Broadband circularly polarized crossed‐dipole antenna and its array for long‐term evolution communication systems

Abstract

The performance of a broadband circularly polarized crossed-dipole antenna for long-term evolution services is presented in this study. The antenna consists of a pair of trapezoidal-shape dipoles, four trapezoidal parasitic elements, and a pair of three-quarter printed rings that generate a 90° phase difference between the dipoles. The axial ratio (AR) bandwidth is extended using two principal factors in this article. The first one is using trapezoidal parasitic elements, and the second one is employing the feed network in the sequentially rotated technique.
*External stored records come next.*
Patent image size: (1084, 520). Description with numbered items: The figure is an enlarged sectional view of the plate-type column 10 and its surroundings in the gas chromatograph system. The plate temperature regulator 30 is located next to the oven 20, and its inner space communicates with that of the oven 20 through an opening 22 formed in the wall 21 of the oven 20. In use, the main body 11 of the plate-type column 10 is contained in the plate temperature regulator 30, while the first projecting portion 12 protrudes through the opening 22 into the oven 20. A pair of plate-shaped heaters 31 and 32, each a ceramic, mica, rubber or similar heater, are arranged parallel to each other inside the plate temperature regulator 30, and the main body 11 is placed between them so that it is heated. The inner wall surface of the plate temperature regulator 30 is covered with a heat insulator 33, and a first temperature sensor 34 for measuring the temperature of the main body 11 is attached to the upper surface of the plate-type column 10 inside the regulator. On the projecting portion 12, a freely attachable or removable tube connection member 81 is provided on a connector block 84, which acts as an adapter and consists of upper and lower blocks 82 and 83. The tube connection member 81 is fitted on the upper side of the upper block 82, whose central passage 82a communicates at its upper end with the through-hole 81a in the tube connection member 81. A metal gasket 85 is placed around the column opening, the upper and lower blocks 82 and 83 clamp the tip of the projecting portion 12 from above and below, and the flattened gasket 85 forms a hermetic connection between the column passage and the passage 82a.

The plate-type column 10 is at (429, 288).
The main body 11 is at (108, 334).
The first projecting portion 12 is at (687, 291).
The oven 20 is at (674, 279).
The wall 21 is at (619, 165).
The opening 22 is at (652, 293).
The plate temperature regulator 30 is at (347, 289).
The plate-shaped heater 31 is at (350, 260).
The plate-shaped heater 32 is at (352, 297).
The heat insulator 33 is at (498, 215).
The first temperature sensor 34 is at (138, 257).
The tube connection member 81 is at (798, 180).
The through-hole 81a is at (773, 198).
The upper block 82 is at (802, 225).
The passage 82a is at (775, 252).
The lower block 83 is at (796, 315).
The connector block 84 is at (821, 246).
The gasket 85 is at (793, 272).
Its 2 × 2 array with a sequential-phase feeding network is introduced to achieve a noticeable improvement on the proposed dipole antenna performance. The measured results approve that the impedance and AR bandwidths of the proposed crossed-dipole antenna are 44% (1.95–3.05 GHz) for S11 < −10 dB and 31% (2.2–3 GHz) for AR ≤ 3 dB, respectively. Furthermore, by applying a 2 × 2 array structure for the proposed antenna, the impedance, and AR bandwidths increased by 63% and 31%, respectively. Indeed, using trapezoidal parasitic elements adjacent to the dipole arms leads to generating further surface currents and causes to extend the impedance. A sequential-phase feeding network is in charge of extending the AR bandwidth of the antenna simultaneously.